Movies 2-5. Convergence and extension of zebrafish dorsal mesoderm. Time sequences taken from a single four hour, 4D recording of a wild-type embryo, beginning at midgastrula stage (7.3 hpf). The anteroposterior (AP) axis is vertical (anterior towards the top) and the mediolateral (ML) axis horizontal. The field is centered approximately on the dorsal midline. (Movie 2) Views from the recording, from 7.3 to 11.3 hpf. Confocal microscope images of the BODIPY-ceramide labeled cellular field are shown (Cooper et al., 1999b; Glickman, 2000; Thisse et al., 1993). At the first time point the blastoderm margin is evident, separating the cellular blastoderm (upper) from the yolk syncytial layer (YSL, lower). Subsequently, the blastoderm comes to cover the yolk completely by the spreading movement of epiboly (Kimmel et al., 1995; Solnica-Krezel et al., 1996). Brachet’s cleft separates ectoderm to the outside and mesoderm to the inside. The notochord/somite boundaries (axial/paraxial boundaries) appear in the mesoderm, they are barely visible and then become prominent. Convergence narrows the notochord domain to a width of two cells at the last time point. At the lateral side of each boundary lies a distinctive row of somitic adaxial cells. (Movie 3). About 200 cells, represented as spheres, were tracked from the recording of Movie 2. Cells are color coded according to their eventual fates: notochord-forming cells (green), adaxial cells (dark blue), cells forming somite #2 (yellow), other somite-domain cells (red). Scale bar: 50 µm. (Movie 4) Notochord-forming cells (green) shear with overlying floorplate-forming cells (magenta) during extension. The two cell types were collected from separate focal planes of the original 4D recording, and a 30 µm stripe cut at a single AP level. Scale bar: 50 µm. (Movie 5) The notochord domain (green) extends more than the somite domains (red). A 30 µm horizontal stripe of mesoderm cut from the field and is shown.
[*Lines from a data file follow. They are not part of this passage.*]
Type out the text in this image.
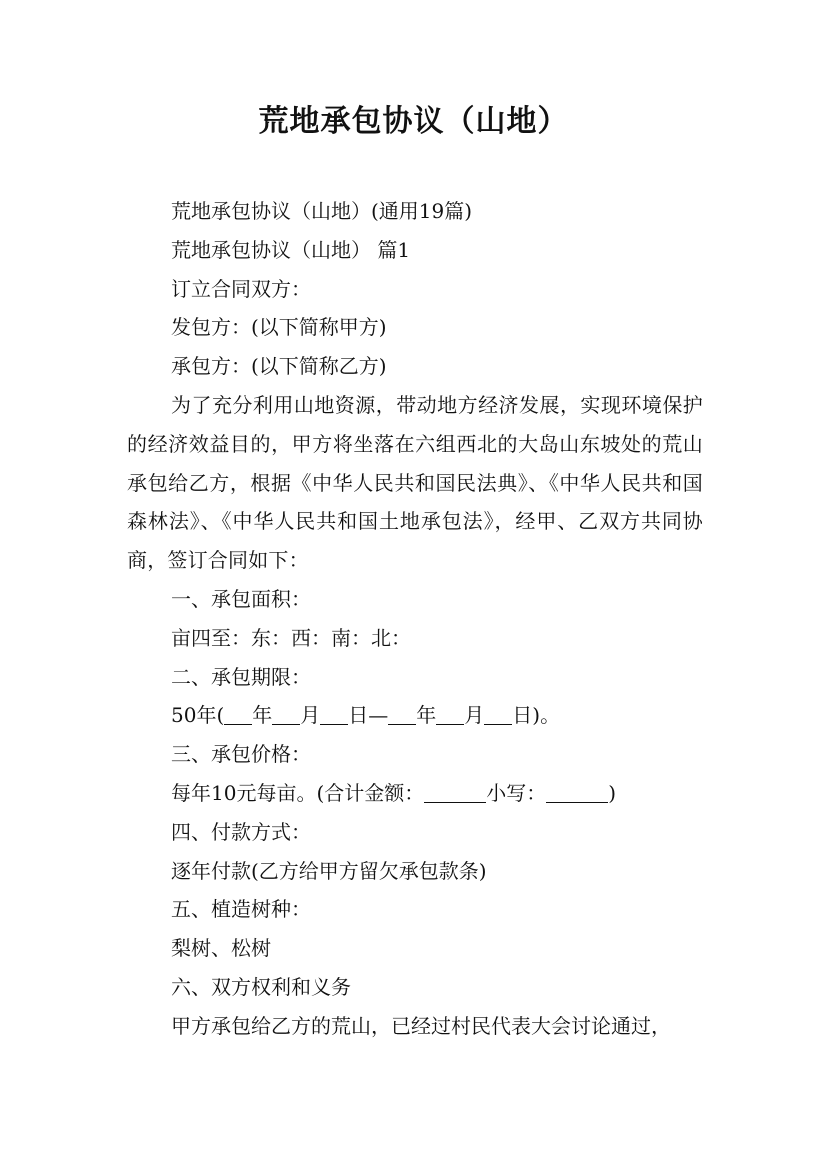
荒地承包协议（山地）

荒地承包协议（山地）(通用19篇)

荒地承包协议（山地） 篇1

订立合同双方：

发包方：(以下简称甲方)

承包方：(以下简称乙方)

为了充分利用山地资源，带动地方经济发展，实现环境保护的经济效益目的，甲方将坐落在六组西北的大岛山东坡处的荒山承包给乙方，根据《中华人民共和国民法典》、《中华人民共和国森林法》、《中华人民共和国土地承包法》，经甲、乙双方共同协商，签订合同如下：

一、承包面积：

亩四至：东：西：南：北：

二、承包期限：

50年( 年 月 日— 年 月 日)。

三、承包价格：

每年10元每亩。(合计金额：	小写：	)

四、付款方式：

逐年付款(乙方给甲方留欠承包款条)

五、植造树种：

梨树、松树

六、双方权利和义务

甲方承包给乙方的荒山，已经过村民代表大会讨论通过，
Movie 6.MIB can account for all or most organized cellular movement within the wild-type notochord domain. The purple lines show movement pathways of cells during 16 minute intervals at the beginning and end (4 hours later) of the recording used for Fig. 3. The yellow lines show the essentially random movements left over after using the values of kC and kE to subtract the components of the cell movements due to MIB at every time point. During the 4 hour period, the change in shape of the field is negligible.
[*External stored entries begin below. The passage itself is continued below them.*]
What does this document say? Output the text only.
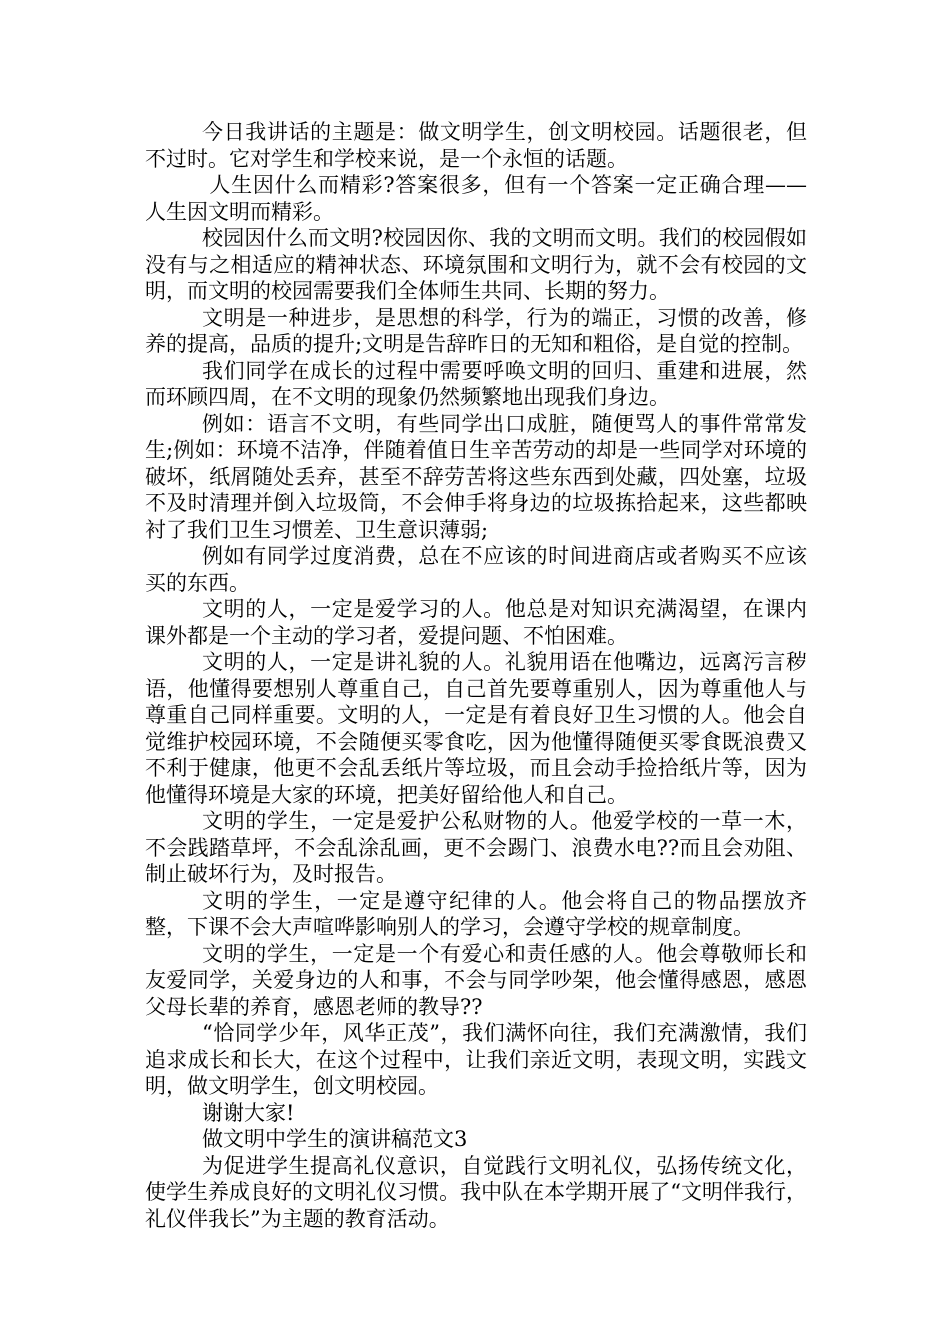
今日我讲话的主题是：做文明学生，创文明校园。话题很老，但不过时。它对学生和学校来说，是一个永恒的话题。

人生因什么而精彩?答案很多，但有一个答案一定正确合理——人生因文明而精彩。

校园因什么而文明?校园因你、我的文明而文明。我们的校园假如没有与之相适应的精神状态、环境氛围和文明行为，就不会有校园的文明，而文明的校园需要我们全体师生共同、长期的努力。

文明是一种进步，是思想的科学，行为的端正，习惯的改善，修养的提高，品质的提升;文明是告辞昨日的无知和粗俗，是自觉的控制。

我们同学在成长的过程中需要呼唤文明的回归、重建和进展，然而环顾四周，在不文明的现象仍然频繁地出现我们身边。

例如：语言不文明，有些同学出口成脏，随便骂人的事件常常发生;例如：环境不洁净，伴随着值日生辛苦劳动的却是一些同学对环境的破坏，纸屑随处丢弃，甚至不辞劳苦将这些东西到处藏，四处塞，垃圾不及时清理并倒入垃圾筒，不会伸手将身边的垃圾拣拾起来，这些都映衬了我们卫生习惯差、卫生意识薄弱;

例如有同学过度消费，总在不应该的时间进商店或者购买不应该买的东西。

文明的人，一定是爱学习的人。他总是对知识充满渴望，在课内课外都是一个主动的学习者，爱提问题、不怕困难。

文明的人，一定是讲礼貌的人。礼貌用语在他嘴边，远离污言秽语，他懂得要想别人尊重自己，自己首先要尊重别人，因为尊重他人与尊重自己同样重要。文明的人，一定是有着良好卫生习惯的人。他会自觉维护校园环境，不会随便买零食吃，因为他懂得随便买零食既浪费又不利于健康，他更不会乱丢纸片等垃圾，而且会动手捡拾纸片等，因为他懂得环境是大家的环境，把美好留给他人和自己。

文明的学生，一定是爱护公私财物的人。他爱学校的一草一木，不会践踏草坪，不会乱涂乱画，更不会踢门、浪费水电??而且会劝阻、制止破坏行为，及时报告。

文明的学生，一定是遵守纪律的人。他会将自己的物品摆放齐整，下课不会大声喧哗影响别人的学习，会遵守学校的规章制度。

文明的学生，一定是一个有爱心和责任感的人。他会尊敬师长和友爱同学，关爱身边的人和事，不会与同学吵架，他会懂得感恩，感恩父母长辈的养育，感恩老师的教导??

“恰同学少年，风华正茂”，我们满怀向往，我们充满激情，我们追求成长和长大，在这个过程中，让我们亲近文明，表现文明，实践文明，做文明学生，创文明校园。

谢谢大家!

做文明中学生的演讲稿范文3

为促进学生提高礼仪意识，自觉践行文明礼仪，弘扬传统文化，使学生养成良好的文明礼仪习惯。我中队在本学期开展了“文明伴我行，礼仪伴我长”为主题的教育活动。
Movies 7-12.Loss of function of ntl disrupts convergence but not extension. The wild-type data are from the same 4D recording used for Fig. 3. (Movies 7, 8) Cellular movement pathways in the notochord/axial (green) and somite domains (red). The axial and somite domains intermix in the ntl mutant (Movie 8) whereas the notochord and somite domains do not intermix in the wild type (Movie 7). The directions of the arrows show the directions of cell movements and the lengths show the speed (the movement history during 40 minutes). Disruption of convergence is evident in the ntl axial domain. Horizontally (ML) oriented tracks are largely missing in ntl mutant. However, extension, vertical lengthening of the field, is prominent in the mutant. (Movies 9, 10) Intermixing does not occur between the notochord/axial domain (green) and the overlying midline epiblast (floorplate domain, magenta) in either the wild type (Movie 9) or ntl mutant (Movie 10). Side views made by 90° rotation of vertical strips of cells in the tracked data sets that are present at the dorsal midline at each time point. (Movies 11, 12) The thickness of the region of tracked dorsal mesodermal cells does not change greatly during convergence and extension in the wild type (Movie 11), and may decrease slightly during extension without convergence in the ntl mutant (Movie 12) axial domain (green). Scale bar: 50 mm.

(Movies 13, 14) Extensive cellular mixing along the ML axis occurs in ntl (Movie 14) but not in wild-type (Movie 13) embryos. The spheres representing tracked cells color coded to produce vertical stripes, 30 µm wide, at the first time point (8 hpf). To facilitate comparison with ntl, only the middle part of the tracked field is shown for the wild type. The stripes all narrow in the wild type, but they mix rather than narrow in ntl–. (Movies 15, 16) Cells move toward the midline in wild type (Movie 15), but move in a disorderly way with respect to the midline in ntl (Movie 16). Red and blue circles show cells moving to the right and left, respectively, green circles show cells with no left-right component to their movement.